8. Use according to claim 7 for the treatment of diseases selected from the group consisting of cancer, inflammation, pancreatitis, kidney disease, pain, benign hyperplasia of the skin, restenosis, prostate, diseases related to vasculogenesis, diseases related to angiogenesis, tumor angiogenesis, skin diseases, diabetes, diabetic retinopathy, retinopathy of prematurity, age-related macular degeneration, hemangioma, glioma, melanoma and Kaposi's sarcoma.

9. Use according to claim 8 wherein the skin diseases are selected from the group consisting of psoriasis, eczema, and scleroderma.

10. Use according to any one of claims 7 to 9 for the treatment of cancer or inflammation.

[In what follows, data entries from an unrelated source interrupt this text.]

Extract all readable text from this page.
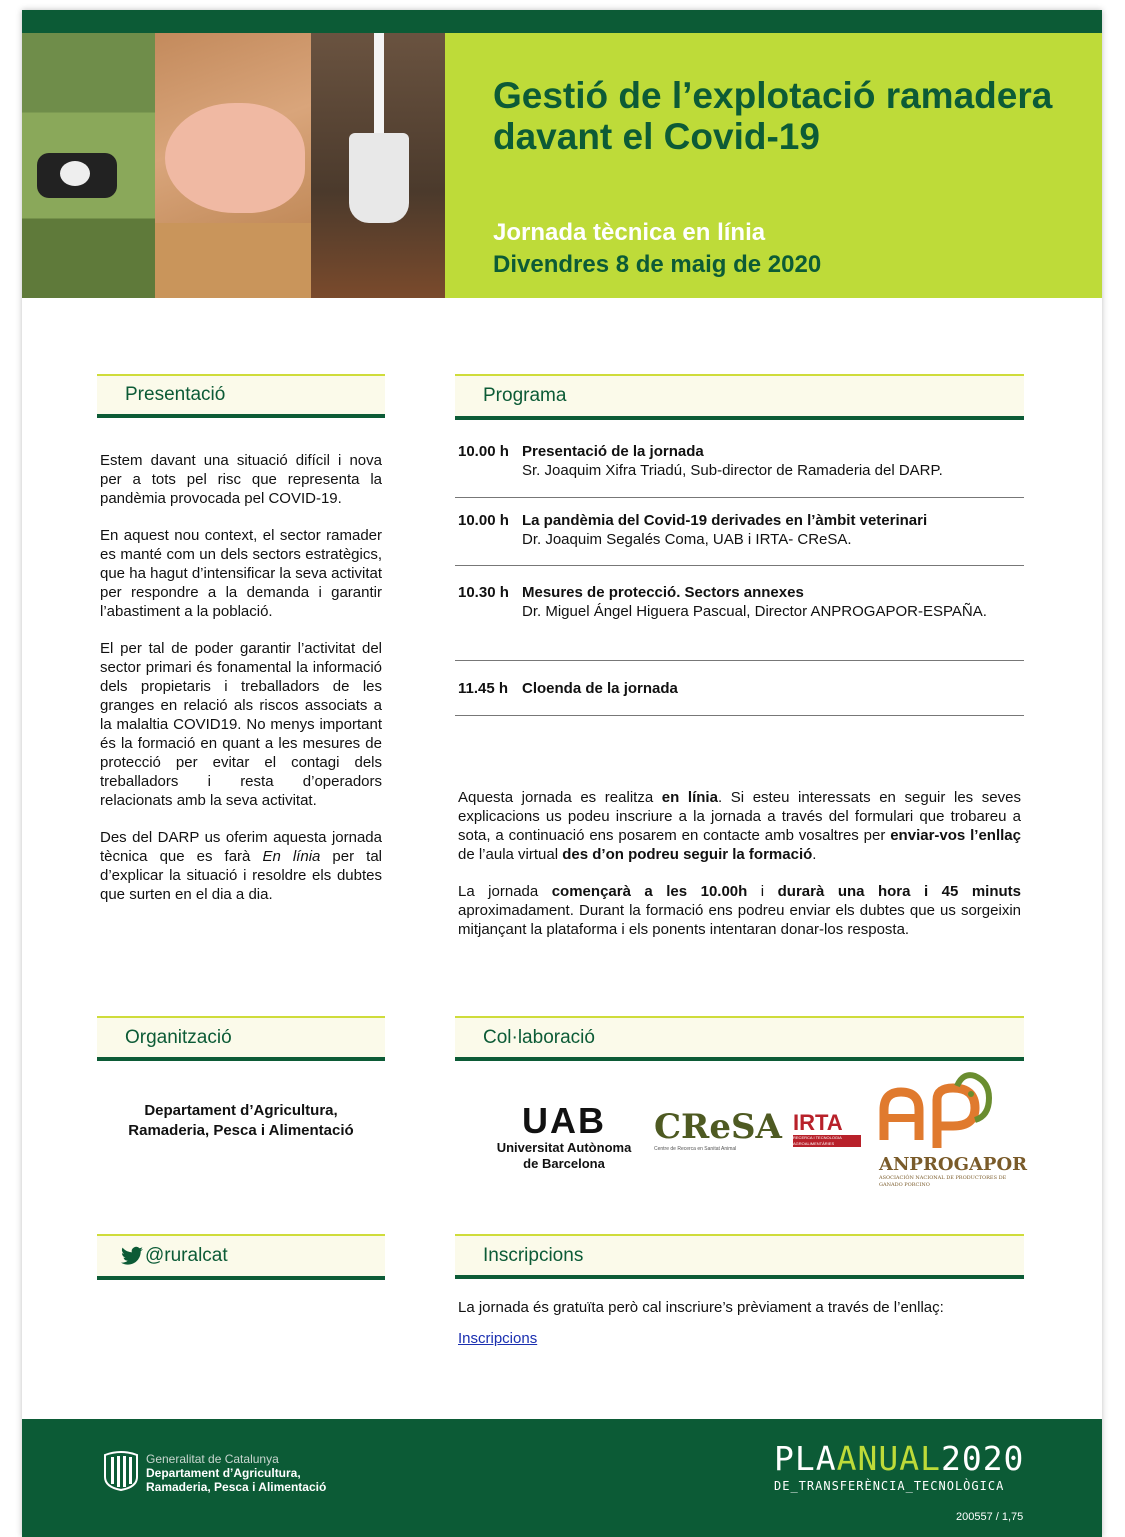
Gestió de l’explotació ramadera davant el Covid-19
Jornada tècnica en línia
Divendres 8 de maig de 2020
Presentació

Estem davant una situació difícil i nova per a tots pel risc que representa la pandèmia provocada pel COVID-19.

En aquest nou context, el sector ramader es manté com un dels sectors estratègics, que ha hagut d’intensificar la seva activitat per respondre a la demanda i garantir l’abastiment a la població.

El per tal de poder garantir l’activitat del sector primari és fonamental la informació dels propietaris i treballadors de les granges en relació als riscos associats a la malaltia COVID19. No menys important és la formació en quant a les mesures de protecció per evitar el contagi dels treballadors i resta d’operadors relacionats amb la seva activitat.

Des del DARP us oferim aquesta jornada tècnica que es farà En línia per tal d’explicar la situació i resoldre els dubtes que surten en el dia a dia.

Programa
10.00 h Presentació de la jornada
Sr. Joaquim Xifra Triadú, Sub-director de Ramaderia del DARP.
10.00 h La pandèmia del Covid-19 derivades en l’àmbit veterinari
Dr. Joaquim Segalés Coma, UAB i IRTA- CReSA.
10.30 h Mesures de protecció. Sectors annexes
Dr. Miguel Ángel Higuera Pascual, Director ANPROGAPOR-ESPAÑA.
11.45 h Cloenda de la jornada

Aquesta jornada es realitza en línia. Si esteu interessats en seguir les seves explicacions us podeu inscriure a la jornada a través del formulari que trobareu a sota, a continuació ens posarem en contacte amb vosaltres per enviar-vos l’enllaç de l’aula virtual des d’on podreu seguir la formació.

La jornada començarà a les 10.00h i durarà una hora i 45 minuts aproximadament. Durant la formació ens podreu enviar els dubtes que us sorgeixin mitjançant la plataforma i els ponents intentaran donar-los resposta.

Organització
Departament d’Agricultura,
Ramaderia, Pesca i Alimentació
Col·laboració
UAB
Universitat Autònoma
de Barcelona
CReSA
Centre de Recerca en Sanitat Animal
IRTA
RECERCA I TECNOLOGIA AGROALIMENTÀRIES
ANPROGAPOR
ASOCIACIÓN NACIONAL DE PRODUCTORES DE GANADO PORCINO
@ruralcat	Inscripcions
La jornada és gratuïta però cal inscriure’s prèviament a través de l’enllaç:
Inscripcions
Generalitat de Catalunya
Departament d’Agricultura,
Ramaderia, Pesca i Alimentació
PLAANUAL2020
DE_TRANSFERÈNCIA_TECNOLÒGICA
200557 / 1,75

11. Use according to any one of claims 8 to 10 for the treatment of cancer selected from the group consisting of ovarian, breast, lung, pancreatic, prostate, colon and epidermoid cancer.

12. Use according to any one of claims 8 to 10 for the treatment of inflammation selected from the group consisting of rheumatoid arthritis, inflammatory bowel disease and atherosclerosis.

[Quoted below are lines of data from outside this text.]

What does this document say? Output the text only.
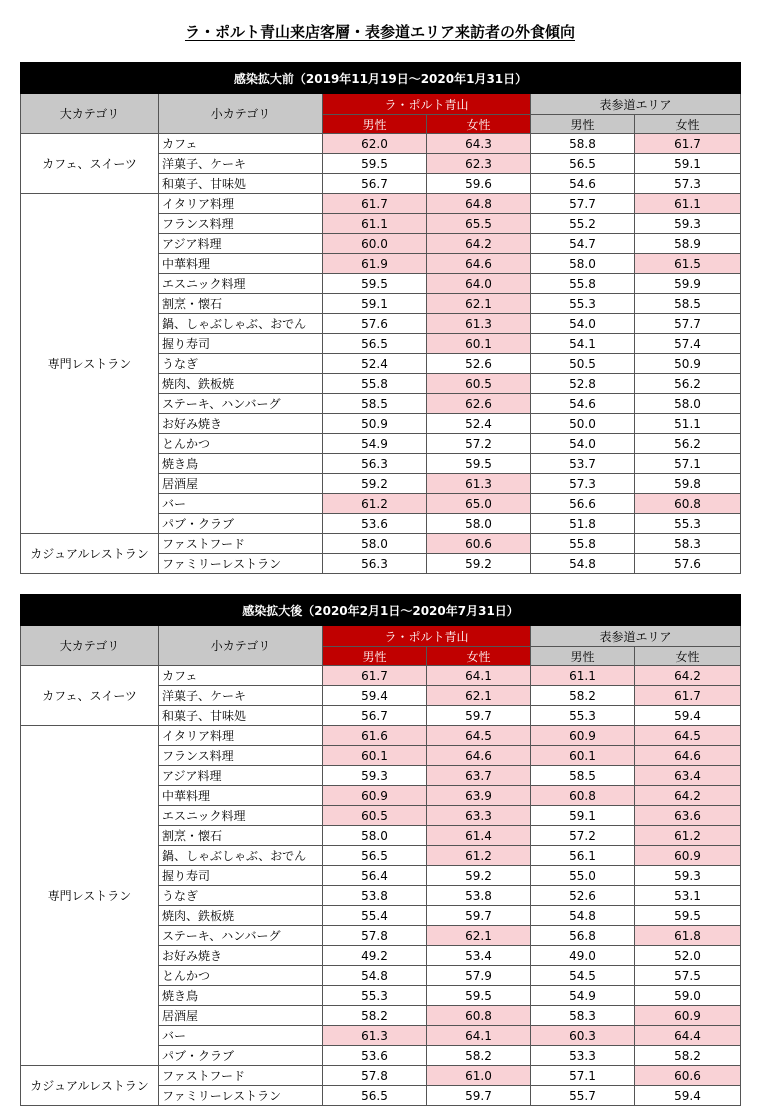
ラ・ポルト青山来店客層・表参道エリア来訪者の外食傾向
感染拡大前（2019年11月19日〜2020年1月31日）					
大カテゴリ	小カテゴリ	ラ・ポルト青山		表参道エリア	
		男性	女性	男性	女性
カフェ、スイーツ	カフェ	62.0	64.3	58.8	61.7
	洋菓子、ケーキ	59.5	62.3	56.5	59.1
	和菓子、甘味処	56.7	59.6	54.6	57.3
専門レストラン	イタリア料理	61.7	64.8	57.7	61.1
	フランス料理	61.1	65.5	55.2	59.3
	アジア料理	60.0	64.2	54.7	58.9
	中華料理	61.9	64.6	58.0	61.5
	エスニック料理	59.5	64.0	55.8	59.9
	割烹・懐石	59.1	62.1	55.3	58.5
	鍋、しゃぶしゃぶ、おでん	57.6	61.3	54.0	57.7
	握り寿司	56.5	60.1	54.1	57.4
	うなぎ	52.4	52.6	50.5	50.9
	焼肉、鉄板焼	55.8	60.5	52.8	56.2
	ステーキ、ハンバーグ	58.5	62.6	54.6	58.0
	お好み焼き	50.9	52.4	50.0	51.1
	とんかつ	54.9	57.2	54.0	56.2
	焼き鳥	56.3	59.5	53.7	57.1
	居酒屋	59.2	61.3	57.3	59.8
	バー	61.2	65.0	56.6	60.8
	パブ・クラブ	53.6	58.0	51.8	55.3
カジュアルレストラン	ファストフード	58.0	60.6	55.8	58.3
	ファミリーレストラン	56.3	59.2	54.8	57.6
感染拡大後（2020年2月1日〜2020年7月31日）					
大カテゴリ	小カテゴリ	ラ・ポルト青山		表参道エリア	
		男性	女性	男性	女性
カフェ、スイーツ	カフェ	61.7	64.1	61.1	64.2
	洋菓子、ケーキ	59.4	62.1	58.2	61.7
	和菓子、甘味処	56.7	59.7	55.3	59.4
専門レストラン	イタリア料理	61.6	64.5	60.9	64.5
	フランス料理	60.1	64.6	60.1	64.6
	アジア料理	59.3	63.7	58.5	63.4
	中華料理	60.9	63.9	60.8	64.2
	エスニック料理	60.5	63.3	59.1	63.6
	割烹・懐石	58.0	61.4	57.2	61.2
	鍋、しゃぶしゃぶ、おでん	56.5	61.2	56.1	60.9
	握り寿司	56.4	59.2	55.0	59.3
	うなぎ	53.8	53.8	52.6	53.1
	焼肉、鉄板焼	55.4	59.7	54.8	59.5
	ステーキ、ハンバーグ	57.8	62.1	56.8	61.8
	お好み焼き	49.2	53.4	49.0	52.0
	とんかつ	54.8	57.9	54.5	57.5
	焼き鳥	55.3	59.5	54.9	59.0
	居酒屋	58.2	60.8	58.3	60.9
	バー	61.3	64.1	60.3	64.4
	パブ・クラブ	53.6	58.2	53.3	58.2
カジュアルレストラン	ファストフード	57.8	61.0	57.1	60.6
	ファミリーレストラン	56.5	59.7	55.7	59.4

13. A pharmaceutical composition which comprises the compound as defined in any one of claims 1 to 6 and a pharmaceutically acceptable carrier.

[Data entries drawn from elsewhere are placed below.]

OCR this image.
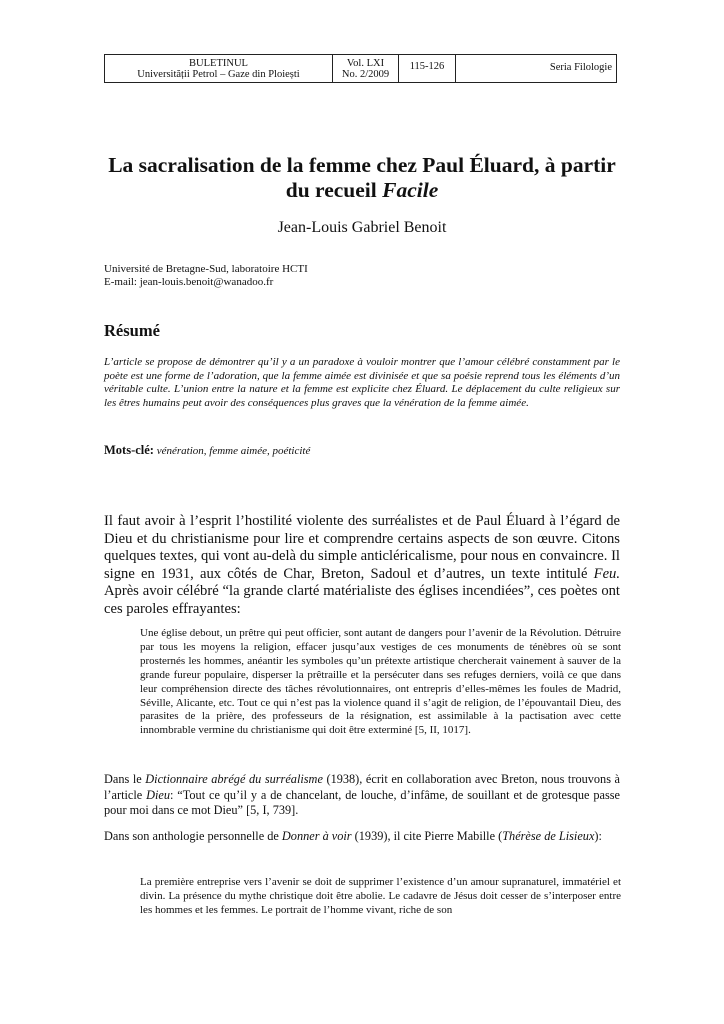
BULETINUL
Universității Petrol – Gaze din Ploiești
Vol. LXI
No. 2/2009
115-126	Seria Filologie
La sacralisation de la femme chez Paul Éluard, à partir du recueil Facile
Jean-Louis Gabriel Benoit
Université de Bretagne-Sud, laboratoire HCTI
E-mail: jean-louis.benoit@wanadoo.fr
Résumé

L’article se propose de démontrer qu’il y a un paradoxe à vouloir montrer que l’amour célébré constamment par le poète est une forme de l’adoration, que la femme aimée est divinisée et que sa poésie reprend tous les éléments d’un véritable culte. L’union entre la nature et la femme est explicite chez Éluard. Le déplacement du culte religieux sur les êtres humains peut avoir des conséquences plus graves que la vénération de la femme aimée.

Mots-clé: vénération, femme aimée, poéticité

Il faut avoir à l’esprit l’hostilité violente des surréalistes et de Paul Éluard à l’égard de Dieu et du christianisme pour lire et comprendre certains aspects de son œuvre. Citons quelques textes, qui vont au-delà du simple anticléricalisme, pour nous en convaincre. Il signe en 1931, aux côtés de Char, Breton, Sadoul et d’autres, un texte intitulé Feu. Après avoir célébré “la grande clarté matérialiste des églises incendiées”, ces poètes ont ces paroles effrayantes:

Une église debout, un prêtre qui peut officier, sont autant de dangers pour l’avenir de la Révolution. Détruire par tous les moyens la religion, effacer jusqu’aux vestiges de ces monuments de ténèbres où se sont prosternés les hommes, anéantir les symboles qu’un prétexte artistique chercherait vainement à sauver de la grande fureur populaire, disperser la prêtraille et la persécuter dans ses refuges derniers, voilà ce que dans leur compréhension directe des tâches révolutionnaires, ont entrepris d’elles-mêmes les foules de Madrid, Séville, Alicante, etc. Tout ce qui n’est pas la violence quand il s’agit de religion, de l’épouvantail Dieu, des parasites de la prière, des professeurs de la résignation, est assimilable à la pactisation avec cette innombrable vermine du christianisme qui doit être exterminé [5, II, 1017].

Dans le Dictionnaire abrégé du surréalisme (1938), écrit en collaboration avec Breton, nous trouvons à l’article Dieu: “Tout ce qu’il y a de chancelant, de louche, d’infâme, de souillant et de grotesque passe pour moi dans ce mot Dieu” [5, I, 739].

Dans son anthologie personnelle de Donner à voir (1939), il cite Pierre Mabille (Thérèse de Lisieux):

La première entreprise vers l’avenir se doit de supprimer l’existence d’un amour supranaturel, immatériel et divin. La présence du mythe christique doit être abolie. Le cadavre de Jésus doit cesser de s’interposer entre les hommes et les femmes. Le portrait de l’homme vivant, riche de son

14. Use of the compound as defined in any one of claims 1 to 6 for the treatment of hyperproliferative diseases related to the hyperactivity of MEK as well as diseases modulated by the MEK cascade in mammals.

15. Use according to claim 14 for the treatment of diseases selected from the group consisting of cancer, inflammation, pancreatitis, kidney disease, pain, benign hyperplasia of the skin, restenosis, prostate, diseases related to vasculogenesis, diseases related to angiogenesis, tumor angiogenesis, skin diseases, diabetes, diabetic retinopathy, retinopathy of prematurity, age-related macular degeneration, hemangioma, glioma, melanoma and Kaposi's sarcoma.

16. Use according to claim 15 wherein the skin diseases are selected from the group consisting of psoriasis, eczema, and scleroderma.

17. Use according to any one of claims 14 to 16 for the treatment of cancer or inflammation.

18. Use according to any one of claims 14 to 17 for the treatment of cancer selected from the group consisting of ovarian, breast, lung, pancreatic, prostate, colon and epidermoid cancer.

19. Use according to any one of claims 14 to 17 for the treatment of inflammation selected from the group consisting of rheumatoid arthritis, inflammatory bowel disease and atherosclerosis.